Metadata-Version: 2.1
Name: porechopx
Version: 0.2.0
Summary: 
Author: kevinzjy
Author-email: kevinzjy1997@gmail.com
Requires-Python: >=3.10,<3.12
Classifier: Programming Language :: Python :: 3
Classifier: Programming Language :: Python :: 3.10
Classifier: Programming Language :: Python :: 3.11
Requires-Dist: click (>=8.1.7,<9.0.0)
Requires-Dist: edlib (>=1.3.9,<2.0.0)
Requires-Dist: needletail (>=0.5.0,<0.6.0)
Requires-Dist: numpy (>=2.1.0,<3.0.0)
Requires-Dist: parasail (>=1.3.4,<2.0.0)
Requires-Dist: tqdm (>=4.66.5,<5.0.0)
Description-Content-Type: text/markdown

# PorechopX

PorechopX is a customized and enhanced version of the [ARTICnetwork's fork of Porechop](https://github.com/artic-network/Porechop), a tool originally developed for finding and trimming adapters from Oxford
Nanopore reads. PorechopX introduces several key improvements to improve performance:

## Key Features and Modifications

- Rewrite using multiprocessing pool to enable real-time writing of results to the output. This replaces the original behavior where results were only written after all reads were processed, improving efficiency and reducing memory usage.
- Switch from SeqAn to parasail for local adapter alignment, and adjust the default length of adapter trimming from 4 to 10, which will produce more conservative alignments.
- There is no need for manual compilation of SeqAn library, and provides easy installation with `pip`
- Replaced the argparse module with click for nested command-line parsing.

## What's not done:

- The verbose output (`--verbosity 2`) has been dropped to avoid performance issues.

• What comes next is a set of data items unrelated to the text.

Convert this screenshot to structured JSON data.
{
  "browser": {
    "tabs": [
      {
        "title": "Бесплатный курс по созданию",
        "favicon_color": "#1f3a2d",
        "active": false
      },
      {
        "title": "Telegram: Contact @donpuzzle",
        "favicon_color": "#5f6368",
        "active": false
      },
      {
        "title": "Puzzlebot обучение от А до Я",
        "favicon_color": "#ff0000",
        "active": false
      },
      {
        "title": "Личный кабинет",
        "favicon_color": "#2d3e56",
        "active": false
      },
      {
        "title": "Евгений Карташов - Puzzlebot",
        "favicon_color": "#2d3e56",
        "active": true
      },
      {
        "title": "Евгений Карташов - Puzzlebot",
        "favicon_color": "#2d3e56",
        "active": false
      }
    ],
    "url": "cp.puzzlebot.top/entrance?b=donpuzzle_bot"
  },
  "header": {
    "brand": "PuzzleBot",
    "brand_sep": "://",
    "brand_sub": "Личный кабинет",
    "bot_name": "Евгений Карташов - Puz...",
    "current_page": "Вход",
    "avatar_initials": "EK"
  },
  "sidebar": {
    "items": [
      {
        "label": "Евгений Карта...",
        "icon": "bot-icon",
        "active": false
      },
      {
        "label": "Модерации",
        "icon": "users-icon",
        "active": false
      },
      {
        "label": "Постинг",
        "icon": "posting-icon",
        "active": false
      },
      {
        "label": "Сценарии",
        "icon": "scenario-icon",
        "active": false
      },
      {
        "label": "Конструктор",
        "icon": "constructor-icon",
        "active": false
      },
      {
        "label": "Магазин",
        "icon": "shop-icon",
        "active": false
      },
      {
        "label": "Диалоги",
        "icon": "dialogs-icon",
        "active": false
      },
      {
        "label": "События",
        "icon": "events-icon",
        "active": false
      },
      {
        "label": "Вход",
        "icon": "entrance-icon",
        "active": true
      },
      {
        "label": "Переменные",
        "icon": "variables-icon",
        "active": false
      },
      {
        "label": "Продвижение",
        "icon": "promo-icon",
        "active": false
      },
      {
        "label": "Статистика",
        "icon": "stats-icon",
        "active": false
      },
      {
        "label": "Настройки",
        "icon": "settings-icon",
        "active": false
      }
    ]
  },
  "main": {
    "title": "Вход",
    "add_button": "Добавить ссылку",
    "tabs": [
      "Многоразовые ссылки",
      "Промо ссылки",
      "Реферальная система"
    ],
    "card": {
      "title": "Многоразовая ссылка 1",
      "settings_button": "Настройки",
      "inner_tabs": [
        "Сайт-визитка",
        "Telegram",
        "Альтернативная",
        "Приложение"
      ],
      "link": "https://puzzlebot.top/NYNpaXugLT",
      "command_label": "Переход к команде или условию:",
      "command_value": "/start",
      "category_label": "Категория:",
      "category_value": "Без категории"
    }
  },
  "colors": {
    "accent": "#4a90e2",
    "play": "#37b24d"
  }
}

However, it's useful under some circumstances and should be included in the future version.

## Requirements

* Linux
* [Python](https://www.python.org/) >=3.10, <3.12

## Installation

__Installing from PyPI:__<br>

`pip install porechopx`

__Installing development version:__<br>

`pip install git+https://bioinfo.biols.ac.cn/git/zhangjy/PorechopX.git`

## Quick usage examples

__Basic adapter trimming:__<br>
`porechopx -i input_reads.fastq.gz -o output_reads.fastq.gz`

__Trimmed reads to stdout, if you prefer:__<br>
`porechopx -i input_reads.fastq.gz > output_reads.fastq`

__Demultiplex barcoded reads:__<br>
`porechopx -i input_reads.fastq.gz -b output_dir`

__Demultiplex barcoded reads, straight from Albacore output directory:__<br>
`porechopx -i albacore_dir -b output_dir`

__Also works with FASTA:__<br>
`porechopx -i input_reads.fasta -o output_reads.fasta`

__More verbose output:__<br>
`porechopx -i input_reads.fastq.gz -o output_reads.fastq.gz --verbosity 2`

__Got a big server?__<br>
`porechopx -i input_reads.fastq.gz -o output_reads.fastq.gz --threads 40`

## Customize adapters

- The ARTIC's version of Porechop allows user specific additional adapters in csv format

| Adapter name| Direction {1=Forward,0=Reverse} | 5' start barcode | 3' end barcode |
| - | - | - | - |
| Custom Barcode 01 | 1 | ACTTGTACTTCGTTCAGTTGCGTATTGCTTTAACGGTAGAGTTTGATCCTGGCTCAG | AAGTCGTAACAAGGTAACCGTAGTAACGTAAGCAATGCGTAA |
| Custom Adapter 01 | 1 | ACTTGTACTTCGTTCAGTTGCGTATTGCTTTAACGGTAGAGTTTGATCCTGGCTCAG | AAGTCGTAACAAGGTAACCGTAGTAACGTAAGCAATGCGTAA |

**NOTE**
- Barcodes must include 'Barcode' in their names, otherwise will be treated as adapters**

## Usage

PorechopX provides the same command-line interface (CLI) as porechop. Just replace `porechop` with
`porechopx` for better performance!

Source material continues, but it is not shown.